Is a closed form possible for $\int\frac{\text{Li}_2(x)^2}{x}dx$?

Question

Can $\,\displaystyle\int\frac{\text{Li}_2(x)^2}{x}dx\,$ be calculated

by a sum/term of polylogarithm functions and the natural logarithm and polynomials (“closed form”) ?

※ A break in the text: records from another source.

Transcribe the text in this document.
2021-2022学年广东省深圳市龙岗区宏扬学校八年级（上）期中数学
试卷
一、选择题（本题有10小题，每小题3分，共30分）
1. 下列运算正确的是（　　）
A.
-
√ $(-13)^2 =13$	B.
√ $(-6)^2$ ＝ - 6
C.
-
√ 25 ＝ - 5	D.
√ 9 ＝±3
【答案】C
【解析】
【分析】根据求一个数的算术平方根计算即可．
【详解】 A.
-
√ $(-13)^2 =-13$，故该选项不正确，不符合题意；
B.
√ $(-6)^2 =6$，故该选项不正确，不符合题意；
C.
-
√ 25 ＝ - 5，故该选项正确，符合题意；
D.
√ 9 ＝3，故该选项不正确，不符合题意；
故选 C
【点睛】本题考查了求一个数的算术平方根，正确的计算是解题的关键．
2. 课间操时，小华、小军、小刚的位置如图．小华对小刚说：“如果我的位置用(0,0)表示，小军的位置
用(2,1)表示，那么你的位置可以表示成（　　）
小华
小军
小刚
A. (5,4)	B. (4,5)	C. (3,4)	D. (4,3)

For the special case $\,\displaystyle\int\limits_0^1\frac{\text{Li}_2(x)^2}{x}dx\,$ see here .

Note:

Closed forms are possible for $\,\displaystyle\int\frac{\text{Li}_n(x)^2}{x}dx\,$ where $n\in\mathbb{Z}\,$ and $\,n<2\,$ , e.g. $\,\displaystyle\int\frac{\text{Li}_1(x)^2}{x}dx = -2 \text{Li}_3(1-x) - 2 \text{Li}_2(1-x) \text{Li}_1(x) - \text{Li}_1(1-x) \text{Li}_1(x)^2 + C\,$

and $\,\displaystyle\int\frac{\text{Li}_0(x)^2}{x}dx = \frac{\text{Li}_0(x)}{x} - \text{Li}_1(2-x) + C\,$ .

Answer 1

\begin{align} \int\frac{\operatorname{Li}_2(x)^2}{x}\ dx&\overset{IBP}{=}\operatorname{Li}_3(x)\operatorname{Li}_2(x)+\int\frac{\operatorname{Li}_3(x)\ln(1-x)}{x}\ dx\\ &=\operatorname{Li}_3(x)\operatorname{Li}_2(x)+\sum_{n=1}^\infty\frac1{n^3}\int x^{n-1}\ln(1-x)\ dx \end{align}

This is the simplest form I can get.